The degradation mechanism of PE occurs in four stages; Biodeterioration, Biofragmentation, Bio-assimilation, and mineralization. Different species of bacteria are involved in all these four stages. Certain bacterial species could degrade a specific type of plastic. For instance, P. aeruginosa metabolizes alkane hydrocarbons only.

 

Bacteria

Certain bacteria harbour the enzymes to degrade the plastic -PET. A study shows that the bacterium Ideonella sakaiensis convert PET plastic into biodegradable PHB. Thus, transforming the most problematic plastic into biodegradable plastic using bacterium is a sustainable approach to curb the plastic issue. 

 

Enzymes

Enzymes are an appealing solution for degrading plastic products. An extensive study was conducted in Japan to develop the plastic-eating enzyme. The study aimed to achieve the goal of reducing plastic pollution by using a cost-effective solution. The researchers found an unusual bacterium that has an uncontrolled appetite for plastic. A French company found out that enzymes could degrade 90 percent of plastic within 10 hours. This shows the potential of enzymes if employed for degradation. 

The plastic in natural environmental conditions took almost 50 years to discard. And in the ocean environment, it took even more time to degrade because of temperature variation and oxygen availability. PET-based plastic has high crystallinity with a low rate of microbial degradation. 

 

Invertebrates for Degradation of Plastic

Invertebrates are also used as a tool for combating plastic pollution. The digestive tract of some insects acts as a bioreactor where digestive enzymes and gut microbes accelerate the rate of biodegradation of plastic. Enterobacter asburiae and Bacillus species are found in the gut of the Indianmeal moth. These bacteria could degrade the 6-10% of plastic film and release ten different water-soluble products.

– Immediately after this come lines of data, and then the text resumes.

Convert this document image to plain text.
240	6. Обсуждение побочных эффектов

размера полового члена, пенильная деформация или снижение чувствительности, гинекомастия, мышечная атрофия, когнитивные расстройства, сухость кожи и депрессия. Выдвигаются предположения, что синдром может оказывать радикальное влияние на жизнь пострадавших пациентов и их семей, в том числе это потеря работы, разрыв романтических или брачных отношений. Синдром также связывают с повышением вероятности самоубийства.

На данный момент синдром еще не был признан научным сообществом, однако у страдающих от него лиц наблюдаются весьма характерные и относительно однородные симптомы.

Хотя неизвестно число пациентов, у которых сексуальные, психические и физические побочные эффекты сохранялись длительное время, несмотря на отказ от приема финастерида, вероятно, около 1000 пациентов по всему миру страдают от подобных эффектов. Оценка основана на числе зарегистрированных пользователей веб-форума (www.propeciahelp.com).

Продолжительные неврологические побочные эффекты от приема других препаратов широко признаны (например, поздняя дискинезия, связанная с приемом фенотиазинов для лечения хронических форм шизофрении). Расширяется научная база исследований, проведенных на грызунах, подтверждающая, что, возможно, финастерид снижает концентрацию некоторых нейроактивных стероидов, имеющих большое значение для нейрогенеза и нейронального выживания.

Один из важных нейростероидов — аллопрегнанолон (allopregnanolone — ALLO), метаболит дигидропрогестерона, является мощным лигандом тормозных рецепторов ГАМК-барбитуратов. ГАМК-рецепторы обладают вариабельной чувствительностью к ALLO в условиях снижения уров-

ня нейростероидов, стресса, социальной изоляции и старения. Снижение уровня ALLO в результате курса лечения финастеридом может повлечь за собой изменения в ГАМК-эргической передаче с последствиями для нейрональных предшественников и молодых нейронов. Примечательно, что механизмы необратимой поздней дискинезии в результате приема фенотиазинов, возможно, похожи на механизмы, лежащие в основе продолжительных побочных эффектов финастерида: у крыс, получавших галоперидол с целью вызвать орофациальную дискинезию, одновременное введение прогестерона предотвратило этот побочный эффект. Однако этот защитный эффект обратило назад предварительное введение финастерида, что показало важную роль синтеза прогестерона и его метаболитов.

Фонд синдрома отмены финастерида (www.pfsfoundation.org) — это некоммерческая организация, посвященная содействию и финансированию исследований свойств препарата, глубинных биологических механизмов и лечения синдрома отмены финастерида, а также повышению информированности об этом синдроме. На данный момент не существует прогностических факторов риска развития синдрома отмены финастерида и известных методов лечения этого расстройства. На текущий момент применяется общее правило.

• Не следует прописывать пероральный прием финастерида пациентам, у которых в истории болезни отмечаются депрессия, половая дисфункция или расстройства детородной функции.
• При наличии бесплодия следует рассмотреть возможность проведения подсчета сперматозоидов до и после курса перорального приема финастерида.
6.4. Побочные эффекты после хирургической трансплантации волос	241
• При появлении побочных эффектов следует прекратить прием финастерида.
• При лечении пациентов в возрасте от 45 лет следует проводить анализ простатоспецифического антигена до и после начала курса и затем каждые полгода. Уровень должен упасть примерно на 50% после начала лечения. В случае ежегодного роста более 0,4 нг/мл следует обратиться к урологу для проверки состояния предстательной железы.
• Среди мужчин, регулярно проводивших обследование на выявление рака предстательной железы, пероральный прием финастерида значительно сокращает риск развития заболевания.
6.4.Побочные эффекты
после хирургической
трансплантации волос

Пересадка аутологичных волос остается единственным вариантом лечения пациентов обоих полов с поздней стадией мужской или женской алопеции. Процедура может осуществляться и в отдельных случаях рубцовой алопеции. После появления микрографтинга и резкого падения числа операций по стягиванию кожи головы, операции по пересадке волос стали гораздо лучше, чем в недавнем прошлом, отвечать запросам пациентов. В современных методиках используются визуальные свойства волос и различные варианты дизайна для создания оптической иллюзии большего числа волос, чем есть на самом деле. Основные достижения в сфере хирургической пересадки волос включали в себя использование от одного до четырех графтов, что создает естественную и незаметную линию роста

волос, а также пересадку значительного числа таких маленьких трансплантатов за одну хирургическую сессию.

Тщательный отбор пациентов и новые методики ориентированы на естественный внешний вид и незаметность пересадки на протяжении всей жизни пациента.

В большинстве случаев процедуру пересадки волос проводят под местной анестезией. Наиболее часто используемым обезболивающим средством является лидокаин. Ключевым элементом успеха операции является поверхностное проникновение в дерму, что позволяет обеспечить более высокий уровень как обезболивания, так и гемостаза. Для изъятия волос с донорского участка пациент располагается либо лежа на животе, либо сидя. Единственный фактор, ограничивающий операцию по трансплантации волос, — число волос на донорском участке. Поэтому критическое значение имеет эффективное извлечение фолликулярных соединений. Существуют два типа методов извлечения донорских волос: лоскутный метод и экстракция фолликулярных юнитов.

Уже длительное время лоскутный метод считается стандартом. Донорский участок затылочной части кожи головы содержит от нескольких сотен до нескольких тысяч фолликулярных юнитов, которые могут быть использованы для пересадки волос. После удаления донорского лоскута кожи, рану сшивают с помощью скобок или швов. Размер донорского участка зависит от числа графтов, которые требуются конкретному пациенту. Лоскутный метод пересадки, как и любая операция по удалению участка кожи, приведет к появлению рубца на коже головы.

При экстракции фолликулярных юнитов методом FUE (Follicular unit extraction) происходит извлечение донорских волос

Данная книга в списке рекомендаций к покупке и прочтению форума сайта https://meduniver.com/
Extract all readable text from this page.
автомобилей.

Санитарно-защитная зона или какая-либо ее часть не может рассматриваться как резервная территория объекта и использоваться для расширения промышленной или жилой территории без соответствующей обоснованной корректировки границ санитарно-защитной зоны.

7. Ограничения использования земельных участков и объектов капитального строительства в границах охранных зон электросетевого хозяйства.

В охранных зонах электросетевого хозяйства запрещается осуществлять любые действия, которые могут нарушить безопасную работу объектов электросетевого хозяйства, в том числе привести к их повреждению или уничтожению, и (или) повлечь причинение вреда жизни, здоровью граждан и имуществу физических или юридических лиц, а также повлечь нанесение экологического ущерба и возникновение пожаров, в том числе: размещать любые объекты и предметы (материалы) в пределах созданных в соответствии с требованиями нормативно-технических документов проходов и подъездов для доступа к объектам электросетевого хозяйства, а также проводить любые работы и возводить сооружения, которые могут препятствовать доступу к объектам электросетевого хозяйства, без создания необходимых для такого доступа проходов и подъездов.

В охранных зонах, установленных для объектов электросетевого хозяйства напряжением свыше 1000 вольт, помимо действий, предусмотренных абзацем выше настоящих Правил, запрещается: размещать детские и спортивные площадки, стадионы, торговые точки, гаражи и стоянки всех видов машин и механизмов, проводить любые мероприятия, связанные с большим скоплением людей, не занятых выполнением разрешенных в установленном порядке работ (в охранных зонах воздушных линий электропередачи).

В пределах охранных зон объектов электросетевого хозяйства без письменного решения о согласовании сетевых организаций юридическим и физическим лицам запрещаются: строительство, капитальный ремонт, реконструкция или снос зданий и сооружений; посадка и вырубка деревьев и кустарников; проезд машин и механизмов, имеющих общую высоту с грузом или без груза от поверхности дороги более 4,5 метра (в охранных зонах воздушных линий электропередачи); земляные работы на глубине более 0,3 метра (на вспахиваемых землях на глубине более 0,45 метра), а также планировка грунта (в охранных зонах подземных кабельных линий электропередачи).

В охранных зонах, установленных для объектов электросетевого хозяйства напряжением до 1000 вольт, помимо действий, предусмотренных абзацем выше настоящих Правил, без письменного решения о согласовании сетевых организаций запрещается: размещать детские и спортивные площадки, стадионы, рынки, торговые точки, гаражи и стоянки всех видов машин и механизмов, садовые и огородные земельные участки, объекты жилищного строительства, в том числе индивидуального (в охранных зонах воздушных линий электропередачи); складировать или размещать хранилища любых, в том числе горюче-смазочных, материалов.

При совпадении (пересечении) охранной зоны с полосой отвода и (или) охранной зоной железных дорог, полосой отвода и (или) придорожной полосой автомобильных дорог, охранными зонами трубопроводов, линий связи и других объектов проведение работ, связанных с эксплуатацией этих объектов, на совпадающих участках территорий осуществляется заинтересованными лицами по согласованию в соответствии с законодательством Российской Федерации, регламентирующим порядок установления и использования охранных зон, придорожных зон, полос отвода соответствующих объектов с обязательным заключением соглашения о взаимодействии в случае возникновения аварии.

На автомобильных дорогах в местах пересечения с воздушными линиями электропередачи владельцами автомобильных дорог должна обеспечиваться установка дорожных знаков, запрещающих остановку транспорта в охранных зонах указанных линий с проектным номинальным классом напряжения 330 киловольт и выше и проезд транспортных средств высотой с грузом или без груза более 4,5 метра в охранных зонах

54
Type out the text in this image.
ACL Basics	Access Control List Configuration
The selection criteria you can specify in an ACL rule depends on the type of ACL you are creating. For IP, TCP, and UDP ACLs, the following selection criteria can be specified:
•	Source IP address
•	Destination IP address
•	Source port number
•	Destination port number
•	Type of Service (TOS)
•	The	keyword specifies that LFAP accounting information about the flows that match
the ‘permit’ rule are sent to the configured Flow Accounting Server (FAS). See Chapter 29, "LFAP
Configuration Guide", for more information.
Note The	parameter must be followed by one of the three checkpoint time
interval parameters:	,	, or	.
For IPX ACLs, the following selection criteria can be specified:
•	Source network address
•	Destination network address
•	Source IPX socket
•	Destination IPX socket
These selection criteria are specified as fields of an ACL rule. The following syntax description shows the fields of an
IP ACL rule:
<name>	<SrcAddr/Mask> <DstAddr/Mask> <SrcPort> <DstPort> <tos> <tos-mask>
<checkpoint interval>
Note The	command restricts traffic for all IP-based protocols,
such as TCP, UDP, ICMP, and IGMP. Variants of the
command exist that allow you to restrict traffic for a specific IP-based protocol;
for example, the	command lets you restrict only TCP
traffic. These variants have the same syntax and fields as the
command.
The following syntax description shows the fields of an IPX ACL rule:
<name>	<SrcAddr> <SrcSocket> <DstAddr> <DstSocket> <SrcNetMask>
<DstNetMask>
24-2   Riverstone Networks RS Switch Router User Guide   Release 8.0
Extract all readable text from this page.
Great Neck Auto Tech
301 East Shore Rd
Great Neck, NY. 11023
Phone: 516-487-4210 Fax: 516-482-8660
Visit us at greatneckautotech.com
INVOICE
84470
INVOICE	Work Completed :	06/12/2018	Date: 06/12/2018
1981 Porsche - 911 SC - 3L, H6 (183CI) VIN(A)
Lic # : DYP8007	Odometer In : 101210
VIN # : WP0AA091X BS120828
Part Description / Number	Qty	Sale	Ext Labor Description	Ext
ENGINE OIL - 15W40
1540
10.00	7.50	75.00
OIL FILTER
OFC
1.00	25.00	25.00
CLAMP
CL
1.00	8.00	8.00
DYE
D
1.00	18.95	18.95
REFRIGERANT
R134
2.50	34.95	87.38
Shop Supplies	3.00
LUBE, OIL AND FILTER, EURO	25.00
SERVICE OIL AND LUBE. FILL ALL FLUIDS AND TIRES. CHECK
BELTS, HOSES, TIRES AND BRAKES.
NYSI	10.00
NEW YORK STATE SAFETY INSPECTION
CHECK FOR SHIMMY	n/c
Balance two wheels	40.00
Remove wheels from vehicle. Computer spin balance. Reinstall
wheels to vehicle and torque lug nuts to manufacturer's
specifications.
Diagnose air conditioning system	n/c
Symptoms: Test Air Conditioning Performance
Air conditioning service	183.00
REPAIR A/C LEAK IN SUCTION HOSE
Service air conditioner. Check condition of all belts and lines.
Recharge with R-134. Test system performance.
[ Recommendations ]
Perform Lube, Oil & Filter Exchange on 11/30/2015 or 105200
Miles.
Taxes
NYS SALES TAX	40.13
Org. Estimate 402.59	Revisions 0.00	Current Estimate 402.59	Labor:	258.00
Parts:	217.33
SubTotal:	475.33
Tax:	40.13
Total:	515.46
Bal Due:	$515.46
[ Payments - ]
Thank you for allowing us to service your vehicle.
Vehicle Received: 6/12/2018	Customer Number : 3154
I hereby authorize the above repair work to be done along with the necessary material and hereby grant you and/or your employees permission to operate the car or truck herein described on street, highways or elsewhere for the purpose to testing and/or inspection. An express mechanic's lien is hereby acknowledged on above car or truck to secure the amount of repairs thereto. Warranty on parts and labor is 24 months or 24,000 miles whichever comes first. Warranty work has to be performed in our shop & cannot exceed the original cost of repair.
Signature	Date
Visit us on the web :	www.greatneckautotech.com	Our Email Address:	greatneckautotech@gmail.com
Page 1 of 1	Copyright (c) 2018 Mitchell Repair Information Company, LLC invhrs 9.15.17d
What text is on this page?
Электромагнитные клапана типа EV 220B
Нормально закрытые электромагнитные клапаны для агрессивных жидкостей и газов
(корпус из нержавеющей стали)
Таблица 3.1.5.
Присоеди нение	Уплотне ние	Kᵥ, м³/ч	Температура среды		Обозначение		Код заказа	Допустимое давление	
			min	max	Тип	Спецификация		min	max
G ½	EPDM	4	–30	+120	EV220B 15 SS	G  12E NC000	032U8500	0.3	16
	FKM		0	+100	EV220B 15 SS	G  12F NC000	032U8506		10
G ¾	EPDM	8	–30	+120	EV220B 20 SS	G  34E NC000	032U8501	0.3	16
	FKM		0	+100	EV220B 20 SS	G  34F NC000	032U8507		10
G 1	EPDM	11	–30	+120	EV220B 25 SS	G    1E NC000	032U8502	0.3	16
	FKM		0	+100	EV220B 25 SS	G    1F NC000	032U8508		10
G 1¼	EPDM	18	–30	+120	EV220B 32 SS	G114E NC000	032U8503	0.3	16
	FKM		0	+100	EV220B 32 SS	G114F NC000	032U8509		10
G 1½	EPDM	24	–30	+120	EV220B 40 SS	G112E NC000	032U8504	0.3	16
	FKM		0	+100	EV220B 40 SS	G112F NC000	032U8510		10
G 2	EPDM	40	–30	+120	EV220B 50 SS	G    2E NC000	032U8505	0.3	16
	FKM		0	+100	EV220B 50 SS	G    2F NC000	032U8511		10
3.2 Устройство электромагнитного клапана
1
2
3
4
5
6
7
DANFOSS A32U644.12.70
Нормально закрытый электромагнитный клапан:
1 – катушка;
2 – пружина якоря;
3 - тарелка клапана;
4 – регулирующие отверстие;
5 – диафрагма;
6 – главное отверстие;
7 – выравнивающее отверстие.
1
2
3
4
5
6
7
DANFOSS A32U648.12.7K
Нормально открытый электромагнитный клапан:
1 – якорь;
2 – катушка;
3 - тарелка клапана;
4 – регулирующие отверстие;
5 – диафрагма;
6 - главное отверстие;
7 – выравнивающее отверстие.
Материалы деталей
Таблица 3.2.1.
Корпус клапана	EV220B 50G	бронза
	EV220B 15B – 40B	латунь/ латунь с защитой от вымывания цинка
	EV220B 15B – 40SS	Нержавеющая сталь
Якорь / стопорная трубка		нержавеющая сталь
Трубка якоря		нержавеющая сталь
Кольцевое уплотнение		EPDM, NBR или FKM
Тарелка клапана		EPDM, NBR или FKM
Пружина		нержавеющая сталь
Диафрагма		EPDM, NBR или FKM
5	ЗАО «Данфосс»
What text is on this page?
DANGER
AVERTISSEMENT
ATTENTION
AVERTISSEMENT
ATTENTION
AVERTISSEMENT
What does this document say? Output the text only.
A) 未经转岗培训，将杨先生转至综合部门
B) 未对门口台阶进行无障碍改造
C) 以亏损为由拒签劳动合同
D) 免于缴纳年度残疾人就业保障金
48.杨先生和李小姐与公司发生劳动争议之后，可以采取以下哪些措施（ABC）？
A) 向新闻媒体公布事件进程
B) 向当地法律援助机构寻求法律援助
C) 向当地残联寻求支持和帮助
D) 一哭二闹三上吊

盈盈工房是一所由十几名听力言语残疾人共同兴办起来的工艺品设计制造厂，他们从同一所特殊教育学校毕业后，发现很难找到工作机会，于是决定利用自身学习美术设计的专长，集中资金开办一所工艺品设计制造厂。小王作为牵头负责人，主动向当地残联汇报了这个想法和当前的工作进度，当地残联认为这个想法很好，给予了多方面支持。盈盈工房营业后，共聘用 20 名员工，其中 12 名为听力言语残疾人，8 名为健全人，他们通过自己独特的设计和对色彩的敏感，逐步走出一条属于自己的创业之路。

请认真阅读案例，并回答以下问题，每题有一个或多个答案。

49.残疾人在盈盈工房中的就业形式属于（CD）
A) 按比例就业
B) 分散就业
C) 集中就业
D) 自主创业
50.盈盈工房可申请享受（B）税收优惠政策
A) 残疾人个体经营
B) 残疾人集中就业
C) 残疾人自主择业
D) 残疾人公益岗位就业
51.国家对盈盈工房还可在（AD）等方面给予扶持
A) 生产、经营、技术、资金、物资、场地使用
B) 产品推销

A study conducted in 2017 elaborated that larvae of greater wax moths have extraordinary ability to degrade polyethylene and convert it into ethylene glycol. The Enterobacter sp. D1 is responsible for the degradation. The discussion mentioned above has revealed that biological solutions have tremendous potential to combat worldwide plastic pollution. In recent years, a study has been conducted to discover the potential of Yellow Mealworms and snails to degrade the PE. Bacterial strains were isolated from the gut of mealworms that degrade the low-density polyethylene. However, it has been observed that biodegradation requires multiple microorganisms. 

 

Limitations

Despite all the innovations, biological solutions to the degradation of plastic pollution have certain drawbacks. One of them is sustaining the insect’s culture that could eat the PET. Secondly, maintaining the culture of insects requires a high cost. Thirdly, the microplastic could be formed that has severe impacts on the environment. The best way is to stop using plastic and substitute it with other materials. 

                             

 

 

Conclusion:

 

 

                               

 

 

Plastic is an artificial petroleum-based product. Each year, humans produce many plastics that are needed up in landfills and water bodies. These fragments of plastic pose severe impacts on human health and their environment. Disrupting the functioning of the endocrine system, neurological damage, reproductive system damage, and obesity are among the health impacts of plastic pollution. Different species of bacteria are employed for the degradation of plastic material. Several bacteria in the gut of invertebrates are helpful for this purpose. Nevertheless, they have some drawbacks as well. The best approach is to cut short our use of plastic to keep ourselves and the environment safe.